Prevention is city's toughest weapon in drug fight

March 31, 2000|By Michael G. Dana

PUTTING ALL your eggs in one basket rarely works, especially when you're talking about beating Baltimore's drug problem. Some public officials are focusing too narrowly when they call for pouring greater state funding into drug treatment alone. It's not as if treating the 40,000 addicts in the city will cure the problem. Data clearly show that only a small percentage of those in treatment ever find their way to recovery.

Unless effective preventive measures are taken, by the time the 40,000 are treated, not only will there be more drug-related crimes, but another 40,000 or so addicts could be on the bud.

The role of treatment

Drug addicts need viable treatment programs that can help them bring their addictions under control and perhaps turn their lives around. Without the constraints of treatment, addicts become veritable time bombs -- because of drug-induced mood swings that trigger violence -- and pose direct threats to the safety, security, health and economy of their community and the nation.

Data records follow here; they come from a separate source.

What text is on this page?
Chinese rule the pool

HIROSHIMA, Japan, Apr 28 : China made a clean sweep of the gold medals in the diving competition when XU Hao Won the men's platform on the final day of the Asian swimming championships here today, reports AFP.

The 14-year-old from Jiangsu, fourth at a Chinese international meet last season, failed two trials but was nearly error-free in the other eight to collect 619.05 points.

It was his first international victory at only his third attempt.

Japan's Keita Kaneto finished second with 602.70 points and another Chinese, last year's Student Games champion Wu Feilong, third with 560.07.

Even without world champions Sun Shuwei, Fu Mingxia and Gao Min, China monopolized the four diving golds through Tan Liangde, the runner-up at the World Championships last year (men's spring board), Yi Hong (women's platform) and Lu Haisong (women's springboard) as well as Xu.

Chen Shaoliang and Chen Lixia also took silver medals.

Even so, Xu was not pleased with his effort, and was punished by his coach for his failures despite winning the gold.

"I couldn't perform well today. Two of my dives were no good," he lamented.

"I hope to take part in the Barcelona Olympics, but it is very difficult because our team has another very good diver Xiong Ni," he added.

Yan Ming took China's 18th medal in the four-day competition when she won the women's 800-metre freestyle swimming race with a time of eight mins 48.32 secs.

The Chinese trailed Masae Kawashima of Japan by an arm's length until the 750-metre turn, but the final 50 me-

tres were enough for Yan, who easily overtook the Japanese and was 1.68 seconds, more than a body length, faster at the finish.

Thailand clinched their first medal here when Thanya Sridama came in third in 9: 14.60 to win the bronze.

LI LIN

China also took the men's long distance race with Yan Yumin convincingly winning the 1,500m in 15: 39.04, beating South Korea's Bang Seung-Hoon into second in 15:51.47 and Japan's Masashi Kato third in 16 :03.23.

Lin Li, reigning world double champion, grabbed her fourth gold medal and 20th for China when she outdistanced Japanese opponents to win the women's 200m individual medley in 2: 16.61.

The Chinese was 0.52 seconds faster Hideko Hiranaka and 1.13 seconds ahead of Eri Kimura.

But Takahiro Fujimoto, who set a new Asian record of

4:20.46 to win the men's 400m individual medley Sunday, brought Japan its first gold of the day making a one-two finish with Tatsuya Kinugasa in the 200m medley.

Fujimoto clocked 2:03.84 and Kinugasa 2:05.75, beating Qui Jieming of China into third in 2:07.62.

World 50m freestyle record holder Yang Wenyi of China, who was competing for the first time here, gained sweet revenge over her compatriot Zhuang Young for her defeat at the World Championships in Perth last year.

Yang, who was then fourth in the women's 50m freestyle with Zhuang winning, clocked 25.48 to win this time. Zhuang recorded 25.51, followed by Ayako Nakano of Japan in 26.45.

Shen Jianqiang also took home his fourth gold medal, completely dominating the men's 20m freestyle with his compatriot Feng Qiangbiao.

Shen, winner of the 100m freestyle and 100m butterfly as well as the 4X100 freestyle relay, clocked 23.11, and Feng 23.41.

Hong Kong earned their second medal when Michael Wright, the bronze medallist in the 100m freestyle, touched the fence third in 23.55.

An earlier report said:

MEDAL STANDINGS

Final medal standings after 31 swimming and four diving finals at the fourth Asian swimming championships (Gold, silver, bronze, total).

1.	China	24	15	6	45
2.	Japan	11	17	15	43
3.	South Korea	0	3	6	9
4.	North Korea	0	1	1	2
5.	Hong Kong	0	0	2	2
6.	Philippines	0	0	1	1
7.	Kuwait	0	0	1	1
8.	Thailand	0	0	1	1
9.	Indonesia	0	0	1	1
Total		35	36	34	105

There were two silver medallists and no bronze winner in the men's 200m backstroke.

But for Baltimore to change public opinion against drugs and the thugs who market them, the city must immediately start concentrating on substance abuse prevention. This means focusing on rearing, nurturing, mentoring and educating children to instill the values, virtues and resistance skills to avoid a lifestyle of alcohol and drug abuse.

If Mayor Martin O'Malley zeroes in on ways to keep as many children and youth of Baltimore from refraining from first use or further use of alcohol and drugs, fewer addicts and lower crime and violence will be the result.

Changing attitudes and behavior requires motivation and constant reinforcement. TV commercials are just one example of simplistic attempts at prevention, but they just don't cut it. Research shows that unless there's timely and constructive follow-up, the impact of such messages quickly wanes.

A goal of drug abuse prevention is for kids from all walks of life to have a stake in their futures and care about such things as their grades in school and just being good citizens.

For this to happen, a lot of lasting changes must occur. These include rearing children in intact families with loving and involved parents and revitalizing neighborhoods and schools to make them safe and livable. Children must individually develop a sense of personal responsibility and concern for the welfare of others. This is learned from many sources, be it through the behavior of political and public figures or the television programs and movies kids are allowed to watch.

Fighting the tide

However, as Baltimore struggles to right itself against drug abuse, the city can only do so much to counter an entertainment industry bent on saturating their products with gratuitous sex and violence. But Baltimore's leaders can show initiative in networking with drug abuse prevention professionals, police, volunteers, civic organizations, churches, teachers, unions and others to create community coalitions with the same goal: to keep as many of Baltimore's children from ever experimenting with drugs and effectively identifying and stopping those who have just started drug use.

Prevention is no magic bullet. It requires time and patience. Poverty, blighted neighborhoods and lack of opportunity spawn openings for drug trafficking and incentive for use.

Just as it has taken decades for this problem to escalate to where it is today in Baltimore and around the world, it may take an equal amount of time, perhaps longer, for it to be brought under control, if ever.

I say if ever because, in my view, it will require a vigorous and steadfast commitment of energy and resources to turn the tide.

Further, drug abuse, like violence, teen pregnancy and suicide must be tackled, not in a vacuum, but as a symptom of deteriorating values.

Despite any city's diversity, most of us have one thing in common. Experience shows people want to be safe and secure in their homes and live in peaceful, drug-free communities. And, it is against this standard, as the bottom line, that the average parent and citizen can be approached to get involved in drug and crime prevention initiatives in the community.

Strong leaders

To achieve this, strong leadership is imperative. With a creative and committed leader at the helm like Mr. O'Malley, Baltimore could dedicate $40 million to prevention and eventually bring about amazing results in drastically reducing the demand for drugs in Baltimore and, coincidentally, the number of drug addicts.

This is because prevention is the answer -- the only true answer.

Michael G. Dana, Ph.D., a criminologist, formerly served as Demand Reduction Coordinator for the Bureau for International Narcotics and Law Enforcement Affairs in the State Department. He writes from Ellicott City.